Ragghianti infatti è stato uno dei pochi storici dell’arte italiani a occuparsi del mondo dell’arte preistorica culminata nella brillante sintesi (L’uomo cosciente, Arte e conoscenza nella paleo storia, 1981). Importanti poi le sue ricerche sull’arte classica pompeiana (Pittori di Pompei, 1963). Fondamentali gli studi sul medioevo: dall’alto Medioevo (Arte in Italia, 2 voll., 1968; e ora: Prius Ars. Arte in Italia dal secolo V al secolo X, 2010; Studi lucchesi 1990, postumo) al tardogotico (Pittura tra Giotto e Pisanello. Trecento e primo Quattrocento. Civiltà artistica a Ferrara,1987).

Rieglianamente, Ragghianti studia e recupera i problemi dello “stile geometrico”, della “decorazione”, delle forme astratte; la consapevolezza della continuità tra mondo classico e mondo medioevale e moderno; la piena rivalutazione dei periodi della storia artistica cosidetti “iato”, come il tardo antico, l’alto medioevo e il tardo gotico.

A differenza di Riegl, che recupera in modo originale il senso della modernità del Barocco[29], Ragghianti in una posizione quasi ancora wölffliniana, concentra la sua attenzione sul mondo rinascimentale, di cui il volume Brunelleschi un uomo, un universo può essere considerato la summa delle sue ricerche e delle sue considerazioni critiche.

È certo che poi che la riscoperta del Neoclassicismo (l’architettura, decorazioni e Canova) di Ragghianti non possa prescindere anche dalle riletture di questo periodo storico iniziate da di Riegl[30].

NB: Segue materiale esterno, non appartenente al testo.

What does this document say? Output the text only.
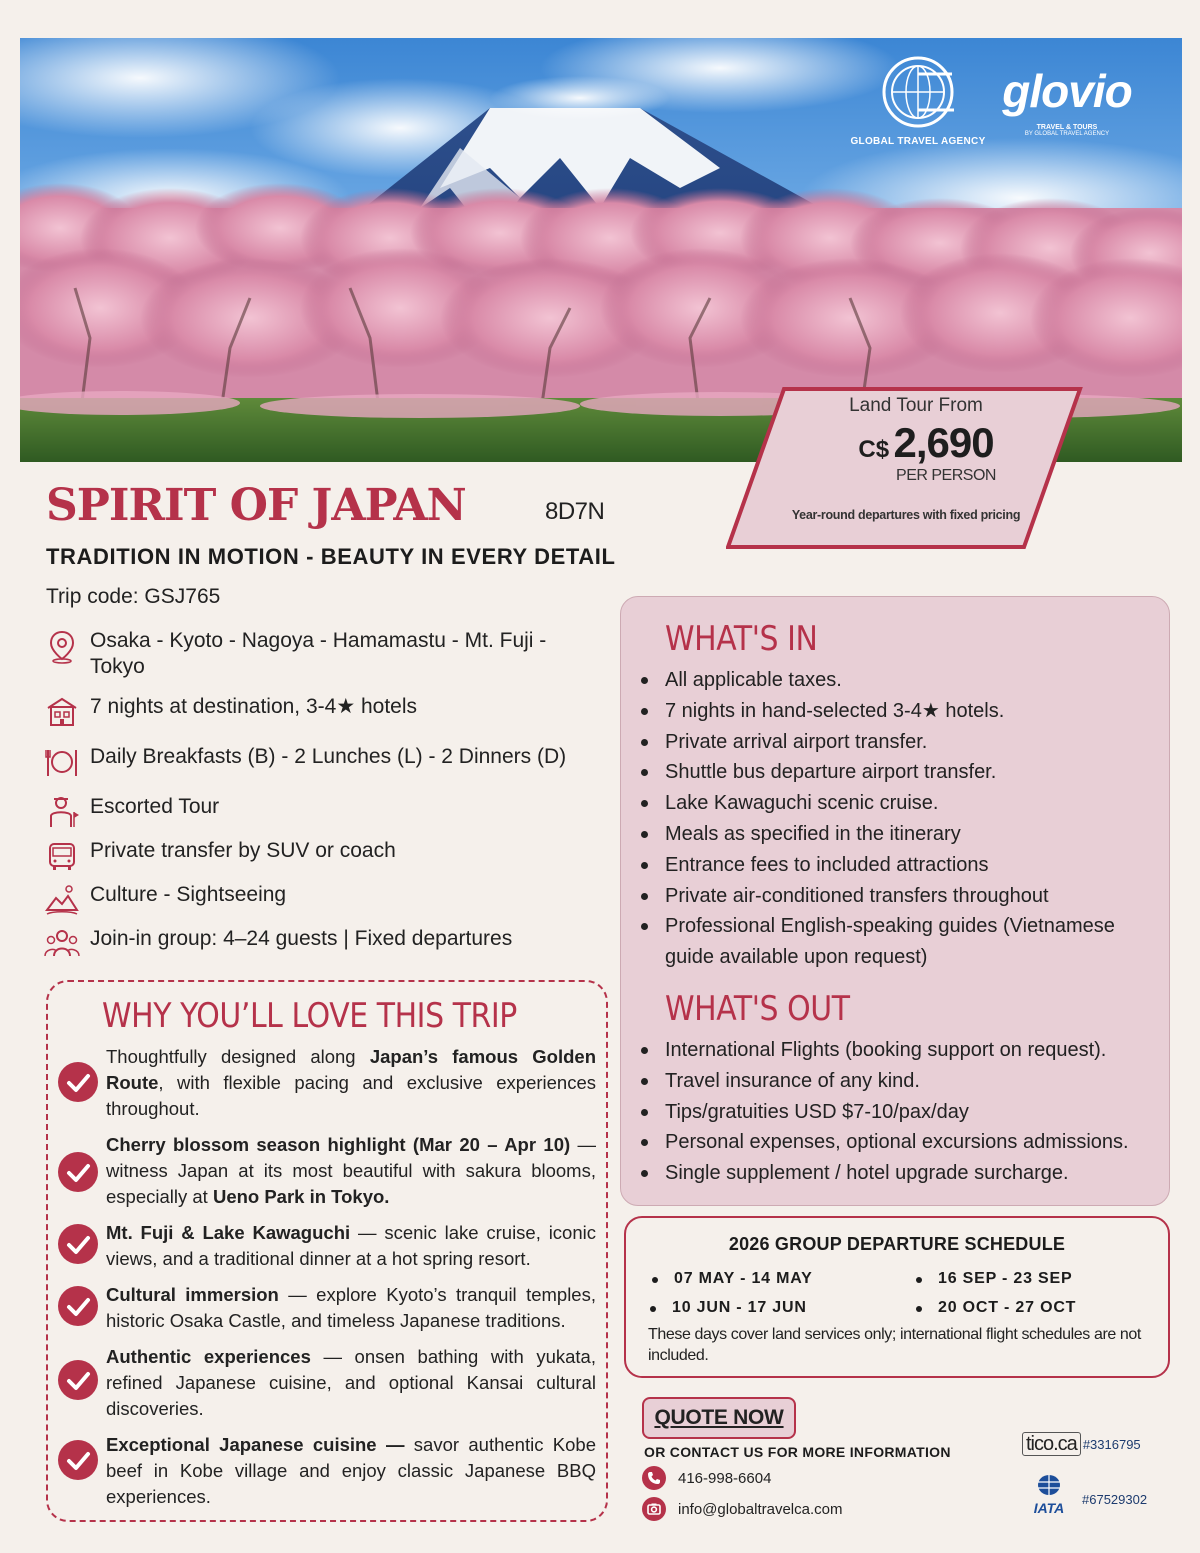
GLOBAL TRAVEL AGENCY
glovio
TRAVEL & TOURS
BY GLOBAL TRAVEL AGENCY
Land Tour From
C$ 2,690
PER PERSON
Year-round departures with fixed pricing
SPIRIT OF JAPAN	8D7N
TRADITION IN MOTION - BEAUTY IN EVERY DETAIL
Trip code: GSJ765
Osaka - Kyoto - Nagoya - Hamamastu - Mt. Fuji - Tokyo
7 nights at destination, 3-4★ hotels
Daily Breakfasts (B) - 2 Lunches (L) - 2 Dinners (D)
Escorted Tour
Private transfer by SUV or coach
Culture - Sightseeing
Join-in group: 4–24 guests | Fixed departures
WHY YOU’LL LOVE THIS TRIP
Thoughtfully designed along Japan’s famous Golden Route, with flexible pacing and exclusive experiences throughout.
Cherry blossom season highlight (Mar 20 – Apr 10) — witness Japan at its most beautiful with sakura blooms, especially at Ueno Park in Tokyo.
Mt. Fuji & Lake Kawaguchi — scenic lake cruise, iconic views, and a traditional dinner at a hot spring resort.
Cultural immersion — explore Kyoto’s tranquil temples, historic Osaka Castle, and timeless Japanese traditions.
Authentic experiences — onsen bathing with yukata, refined Japanese cuisine, and optional Kansai cultural discoveries.
Exceptional Japanese cuisine — savor authentic Kobe beef in Kobe village and enjoy classic Japanese BBQ experiences.
WHAT'S IN
All applicable taxes.
7 nights in hand-selected 3-4★ hotels.
Private arrival airport transfer.
Shuttle bus departure airport transfer.
Lake Kawaguchi scenic cruise.
Meals as specified in the itinerary
Entrance fees to included attractions
Private air-conditioned transfers throughout
Professional English-speaking guides (Vietnamese guide available upon request)
WHAT'S OUT
International Flights (booking support on request).
Travel insurance of any kind.
Tips/gratuities USD $7-10/pax/day
Personal expenses, optional excursions admissions.
Single supplement / hotel upgrade surcharge.
2026 GROUP DEPARTURE SCHEDULE
07 MAY - 14 MAY	16 SEP - 23 SEP
10 JUN - 17 JUN	20 OCT - 27 OCT
These days cover land services only; international flight schedules are not included.
QUOTE NOW
OR CONTACT US FOR MORE INFORMATION
416-998-6604
info@globaltravelca.com
tico.ca #3316795
IATA
#67529302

Infine l’Otto e il Novecento: per i quali di grande interesse sono la rilettura di Impressionismo, 1947, e soprattutto la revisione in Mondrian e l’arte del XX secolo, 1962.

Come Riegl inoltre Ragghianti è fortemente interessato ai problemi della conservazione delle opere d’arte e del museo.

Kunsttopographie è altro concetto viennese accolto da Ragghianti. Ben noti sono i lavori di catalogazione degli oggetti nel territorio operata da Ragghianti negli anni trenta e rimasti inediti e che Planiscig voleva pubblicare[31]; a cui seguiranno, a partire dagli anni settanta, le catalogazioni dei musei minori italiani (vedi la collana Musei, meraviglie d’Italia). Musei, che come la conservazione del patrimonio artistico è altro argomento viennese e riegliano di Ragghianti e di cui elaborò anche un’interessante teoria[32].

Con Julius von Schlosser, Ragghianti ebbe costantemente un rapporto affettuoso e deferente, se pure a distanza, come dimostrano sia l’epistolario, i cui lacerti esistenti sono stati indagati con il consueto acume da Emanuele Pellegrini[33], sia nei ricordi diretti posteriori alla sua morte.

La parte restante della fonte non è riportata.